Saturday, December 13, 2008

Forward Reprojection for future hardware

The schemes described in my previous post are well suited for ps3/360 level hardware and a mix of CPU/GPU work. Namely, octree-screen tile intersection and point splatting done on CPU threads, and everything else done on the GPU.

But for future hardware, point splatting is less ideal than direct cone tracing. Why? They end up being almost the same actually. The critical scene traversal loop, which I think is best done on the CPU at coarse resolution for the current-gen, would be better done at high resolution to support higher quality illumination. If you want accurate reflections and GI effects, you need to be able to 'rasterize' very small frustums the size of a few pixel blocks - so it amounts to almost the same thing. Whether splatting or tracing (scatter or gather), you are doing fine grained intersections of frustums (pixels/tiles) with a 3D tree structure (octree or what have you).

For cuda based hardware, I think cone tracing into a new type of adaptive distance field structure is the way to go, and some initial prototyping done at home has been very promising. Combine this with the forward projection system, and you can get away with tracing 30k or so pixels per frame on average for primary visibility! For dynamic lighting update effects, you want additional rays per pixel, but with the magic of fast cone tracing (which is far more effecient than rays for soft-area queries) combined with the magic of frame coherent reprojection, I think we can hit uber quality with far less than 30 million cone traces per second, which my prototype can already exceed on an 8800GT.

However, one area which can be improved is the forward projection. Since tracing is relatively expensive, and incoherent tracing is vastly more so, its worth it to really get fine grained accurate projection and improve the coherence.

One simple way to improve the tracing coherence is to reorder the frame buffer after the projection pass. This can be done on the GPU, resulting in a reordered frame buffer with nice coherent blocks of pixels which need to be traced. This doesn't necessarily help for memory coherence, as these rays can still be scattered in space, especially after reflections, but it helps immensely with branch performance, which is critical.

The coherence can also be improved by splatting at finer granularity. Ideally we would want to actually splat individual samples as point splats, but actually using point primitives is way too slow on even new GPU's, as it goes through the terrible polygon rasterizer hardware bottleneck, and doing a few million per frame, although possible on modern GPU's, would eat up a big chunk of the frame time.

We can do better in cuda, which got me thinking about how to do this properly and in parallel. In short, I think a hierachical tile sorting approach is the way to go. First, you project all the points and save out the 2d positions - easy and fast. In the next step, the points are again broken up and assigned to threads, and each thread then builds up its own per-tile list point list of points hitting that tile - essentially sorting its subset of the points onto all the tiles. This results in NumThreads seperate point lists per tile. Then in the next pass, each thread gets a tile, and it merges all the lists for that tile from the 1st pass, resulting in a single list of points for each tile. There's a few details that i'm skipping over, such as parallel memory allocation to build up the lists - but this just requires a seperate counting/histogram pass. The tiles can't be too small as it would eat up too much memory for all the lists. Nor can they be too big, as you need adequate threads.

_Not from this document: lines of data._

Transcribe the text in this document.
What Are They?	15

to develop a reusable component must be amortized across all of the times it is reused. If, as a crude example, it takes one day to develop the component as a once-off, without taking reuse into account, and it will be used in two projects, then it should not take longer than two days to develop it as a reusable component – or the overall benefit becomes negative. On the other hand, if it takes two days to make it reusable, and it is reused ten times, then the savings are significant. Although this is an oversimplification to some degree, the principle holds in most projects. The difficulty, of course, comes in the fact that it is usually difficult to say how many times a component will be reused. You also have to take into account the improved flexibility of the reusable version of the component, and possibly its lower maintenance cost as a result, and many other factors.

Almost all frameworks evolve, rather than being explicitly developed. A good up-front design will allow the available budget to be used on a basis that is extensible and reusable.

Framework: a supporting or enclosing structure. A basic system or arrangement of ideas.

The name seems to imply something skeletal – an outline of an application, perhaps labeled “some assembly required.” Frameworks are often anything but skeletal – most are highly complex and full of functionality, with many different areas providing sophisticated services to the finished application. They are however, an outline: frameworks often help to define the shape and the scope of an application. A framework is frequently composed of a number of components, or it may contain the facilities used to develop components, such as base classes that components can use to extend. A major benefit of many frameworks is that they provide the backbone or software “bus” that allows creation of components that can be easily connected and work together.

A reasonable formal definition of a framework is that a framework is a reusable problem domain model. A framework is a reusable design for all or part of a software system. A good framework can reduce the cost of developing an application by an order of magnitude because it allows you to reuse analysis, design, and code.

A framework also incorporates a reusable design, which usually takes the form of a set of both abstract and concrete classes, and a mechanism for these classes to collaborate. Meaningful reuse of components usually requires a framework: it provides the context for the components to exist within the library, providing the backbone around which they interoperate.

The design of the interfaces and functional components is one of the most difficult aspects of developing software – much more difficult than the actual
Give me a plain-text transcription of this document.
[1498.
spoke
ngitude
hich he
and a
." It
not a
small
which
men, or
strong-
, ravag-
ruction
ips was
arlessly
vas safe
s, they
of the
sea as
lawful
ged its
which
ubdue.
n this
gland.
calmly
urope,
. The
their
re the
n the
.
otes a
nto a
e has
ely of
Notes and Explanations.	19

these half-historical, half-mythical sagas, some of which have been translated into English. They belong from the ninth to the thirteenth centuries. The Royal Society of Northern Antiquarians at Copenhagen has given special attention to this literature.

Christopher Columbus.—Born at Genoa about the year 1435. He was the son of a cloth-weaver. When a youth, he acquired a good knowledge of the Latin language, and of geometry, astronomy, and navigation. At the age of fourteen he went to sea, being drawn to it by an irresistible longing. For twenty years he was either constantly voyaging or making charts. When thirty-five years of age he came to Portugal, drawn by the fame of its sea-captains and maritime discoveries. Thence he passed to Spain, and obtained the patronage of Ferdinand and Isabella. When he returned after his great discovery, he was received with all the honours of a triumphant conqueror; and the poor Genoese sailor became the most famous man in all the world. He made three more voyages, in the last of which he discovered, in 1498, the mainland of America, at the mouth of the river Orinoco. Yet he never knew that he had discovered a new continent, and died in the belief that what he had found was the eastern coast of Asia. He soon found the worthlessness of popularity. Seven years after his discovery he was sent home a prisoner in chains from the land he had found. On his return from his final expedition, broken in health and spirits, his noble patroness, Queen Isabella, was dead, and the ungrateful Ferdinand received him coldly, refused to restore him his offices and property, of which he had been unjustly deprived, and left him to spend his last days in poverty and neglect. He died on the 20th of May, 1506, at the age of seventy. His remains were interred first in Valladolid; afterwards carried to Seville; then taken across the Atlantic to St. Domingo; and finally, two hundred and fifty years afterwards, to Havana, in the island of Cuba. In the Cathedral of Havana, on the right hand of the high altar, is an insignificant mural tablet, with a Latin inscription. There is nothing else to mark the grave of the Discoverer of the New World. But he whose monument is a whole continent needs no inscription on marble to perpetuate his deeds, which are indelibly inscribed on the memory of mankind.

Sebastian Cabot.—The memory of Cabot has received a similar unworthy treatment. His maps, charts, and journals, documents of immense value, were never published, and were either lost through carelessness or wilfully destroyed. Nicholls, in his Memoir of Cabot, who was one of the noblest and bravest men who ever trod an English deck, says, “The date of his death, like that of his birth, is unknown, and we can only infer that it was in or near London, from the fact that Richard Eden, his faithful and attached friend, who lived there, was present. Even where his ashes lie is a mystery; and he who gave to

After the particles are thus sorted into per-tile lists, you can then subdivide and repeat, until you get down to fine-grained tiles (perhaps it only takes a couple of iterations). The fine grained tiles with their particle lists can then be rasterized, wich each thread getting one such tile, so the whole operation is parallel and scaleable, without any memory conflicts. You could store the final microtiles in local memory actually, so that z-buffering can be done without alot of extra memory read-writes.

This is probably similar or related to how they intend to do parallel polygon rasterization in Larrabee, but I didn't read all of that paper yet. Polygon rasterization doesn't really interest me much anymore, for that matter.

Hmm, come to think of it, this multi-stage hierachy sorting can be generalized for any data vs tree structure intersection problem, of which finding point-quad intersections is just one example.

Why is all this useful again? Because hopefully it could be much faster than using the triangle setup engine to render point primitives, and because reprojecting at pixel granularity could better handle the difficult cases with less errors than reprojecting larger tiles, especially for some difficult scenes that have lots of z-edges (like foilage).

Point splatting with cuda in this way is also a potential alternative to tracing, although my current feeling is that its not as well suited to fine granularity searches, for small fustra generated for reflections and advanced illumination. However, it is much better suited to handle animated objects, and may have an advantage there vs dynamic octree construction.

1 comment:

Tomat said...

How do you calculate cone map for image? Bruteforce takes huge time to succees.
Or same question for distance field - even jump flood based takes many steps depending on resolution and you had describe a border for it.